George Zimmerman, who says he killed unarmed Florida teenager Trayvon Martin in self defense, has been arrested and will face a charge of second-degree murder, says State Attorney Angela Corey, the special prosecutor investigating Martin’s death.
Corey said that Zimmerman turned himself in to the authorities Wednesday.
The arrest and charges come more than six weeks after Zimmerman, a neighborhood watch volunteer, shot Martin, an African-American who was 17 when he died. Zimmerman, 28, was not jailed or charged after the Feb. 26 shooting. Since then, the case has become a cause of both outrage and contention.
In addition to sparking a national discussion about race, the Trayvon Martin case has also brought new scrutiny to states that have a “stand your ground” law, which expands the circumstances under which people can make a claim of self defense.
The charge of second-degree murder is often made in cases in which prosecutors believe that a killing was intentional, but not premeditated.
On Monday, Corey announced that she would not be taking the case to a grand jury this week — a sign that many interpreted as meaning that Zimmerman would not be facing a charge of first-degree murder. As a state attorney, Corey is an elected official in Florida. She announced the charges in her home district of Jacksonville, which is more than 100 mile north of Sanford.
Zimmerman has not made any public appearances since the shooting; his whereabouts have been the subject of much speculation.
News of Zimmerman’s arrest comes one day after his attorneys, Craig Sonner and Hal Uhrig, announced that they would no longer be representing him.

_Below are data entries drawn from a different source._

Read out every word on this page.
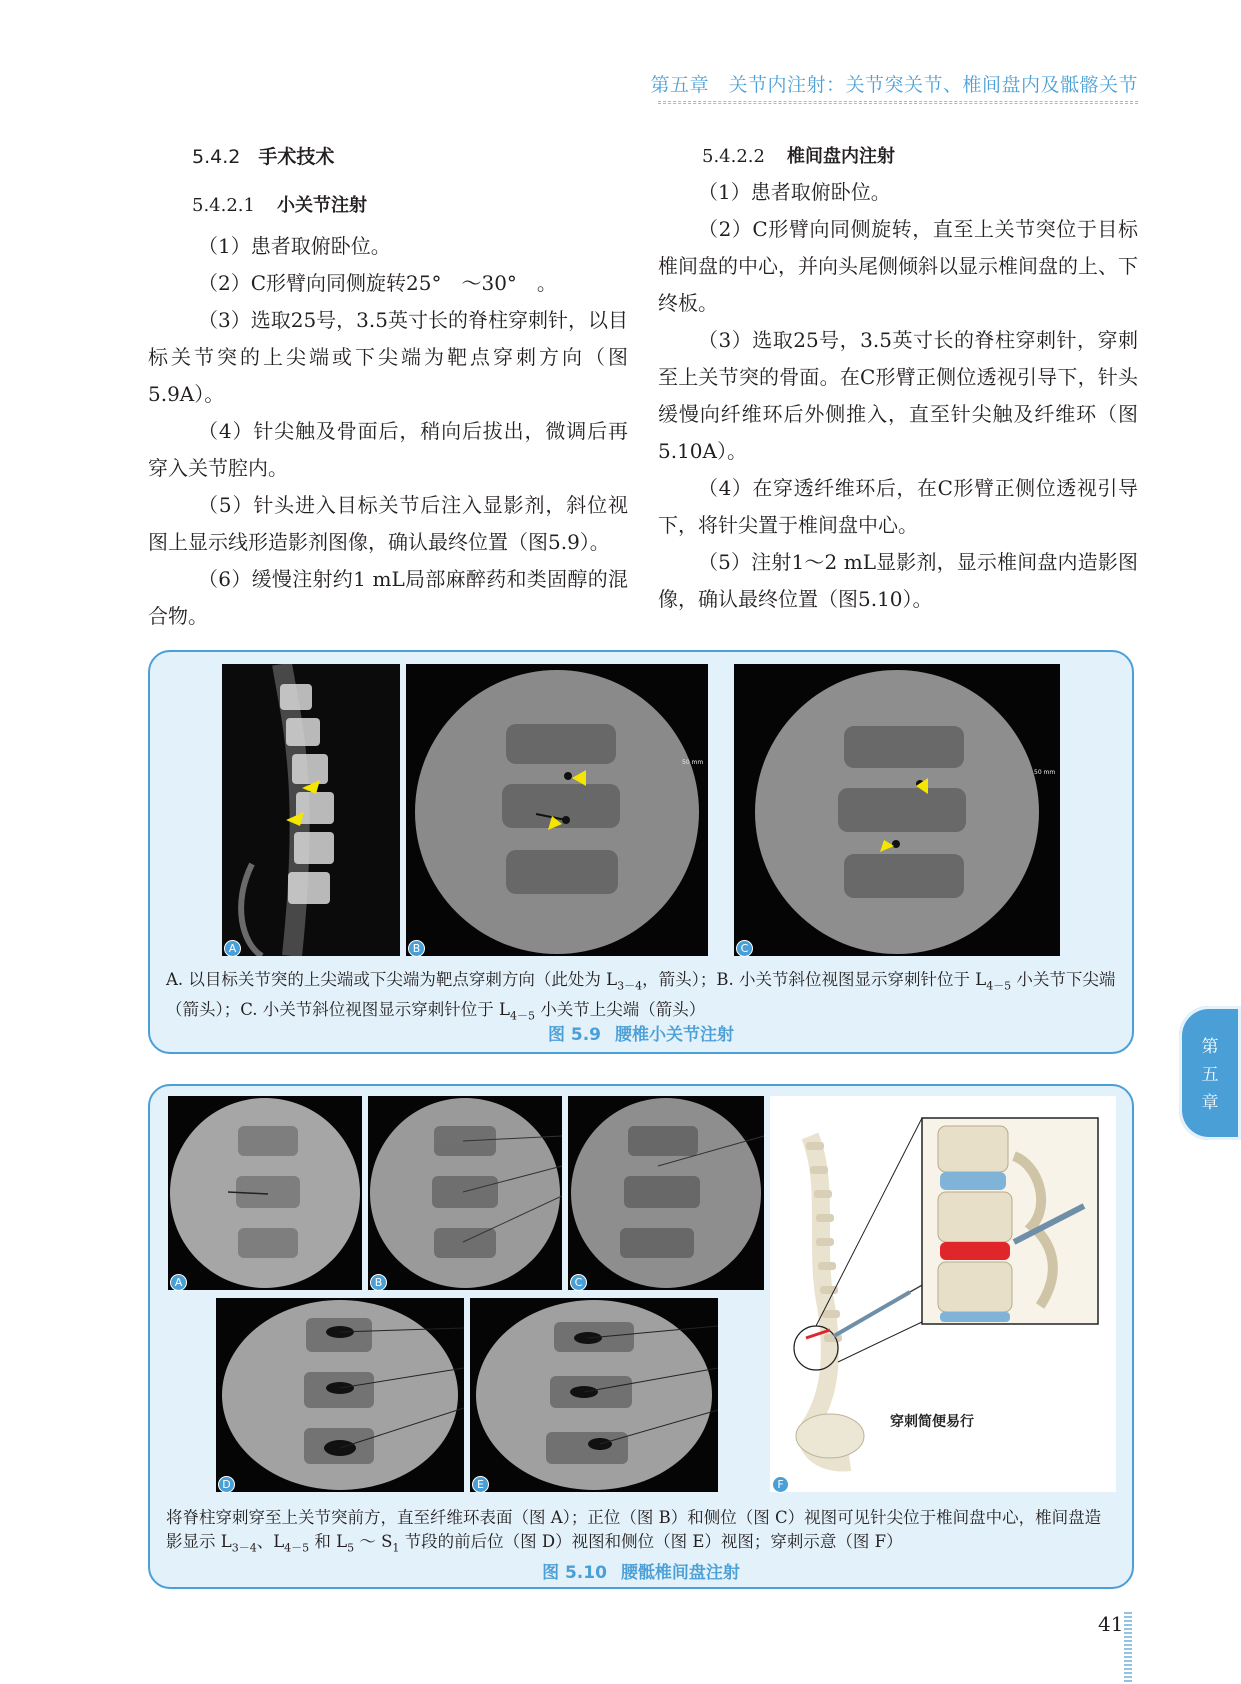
第五章　关节内注射：关节突关节、椎间盘内及骶髂关节
5.4.2 手术技术
5.4.2.1 小关节注射

（1）患者取俯卧位。

（2）C形臂向同侧旋转25°　～30°　。

（3）选取25号，3.5英寸长的脊柱穿刺针，以目标关节突的上尖端或下尖端为靶点穿刺方向（图5.9A）。

（4）针尖触及骨面后，稍向后拔出，微调后再穿入关节腔内。

（5）针头进入目标关节后注入显影剂，斜位视图上显示线形造影剂图像，确认最终位置（图5.9）。

（6）缓慢注射约1 mL局部麻醉药和类固醇的混合物。

5.4.2.2 椎间盘内注射

（1）患者取俯卧位。

（2）C形臂向同侧旋转，直至上关节突位于目标椎间盘的中心，并向头尾侧倾斜以显示椎间盘的上、下终板。

（3）选取25号，3.5英寸长的脊柱穿刺针，穿刺至上关节突的骨面。在C形臂正侧位透视引导下，针头缓慢向纤维环后外侧推入，直至针尖触及纤维环（图5.10A）。

（4）在穿透纤维环后，在C形臂正侧位透视引导下，将针尖置于椎间盘中心。

（5）注射1～2 mL显影剂，显示椎间盘内造影图像，确认最终位置（图5.10）。

第
五
章
A
50 mm
B
50 mm
C
A. 以目标关节突的上尖端或下尖端为靶点穿刺方向（此处为 $L_{3-4}$，箭头）；B. 小关节斜位视图显示穿刺针位于 $L_{4-5}$ 小关节下尖端（箭头）；C. 小关节斜位视图显示穿刺针位于 $L_{4-5}$ 小关节上尖端（箭头）
图 5.9 腰椎小关节注射
A	B	C
D	E
穿刺简便易行
F
将脊柱穿刺穿至上关节突前方，直至纤维环表面（图 A）；正位（图 B）和侧位（图 C）视图可见针尖位于椎间盘中心，椎间盘造影显示 $L_{3-4}$、$L_{4-5}$ 和 $L_5$ ～ $S_1$ 节段的前后位（图 D）视图和侧位（图 E）视图；穿刺示意（图 F）
图 5.10 腰骶椎间盘注射
41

As we reported earlier today, Martin’s parents said they had not confirmed any new developments as of early Wednesday afternoon.
“I know beyond a shadow of a doubt, justice will be served” in the case, Martin’s mother, Sybrina Fulton, told the AP.
Hours before Corey’s announcement, Florida Gov. Rick Scott issued a statement, in which he urged “all Florida citizens to allow our justice system to reach an appropriate conclusion in this case.”
And civil rights leader Rev. Al Sharpton, who spoke with Martin’s parents Wednesday at an event held by his National Action Network group in Washington, D.C., called for their supporters to remain peaceful as the investigation continues.
“We are not in the business of revenge. We are in the business of justice,” Sharpton said, reports The Orlando Sentinel. “We must make the justice system work. Otherwise the movement is for nothing. To go outside the justice system is to achieve nothing.”
“Trayvon’s name must not be tarnished,” Sharpton said.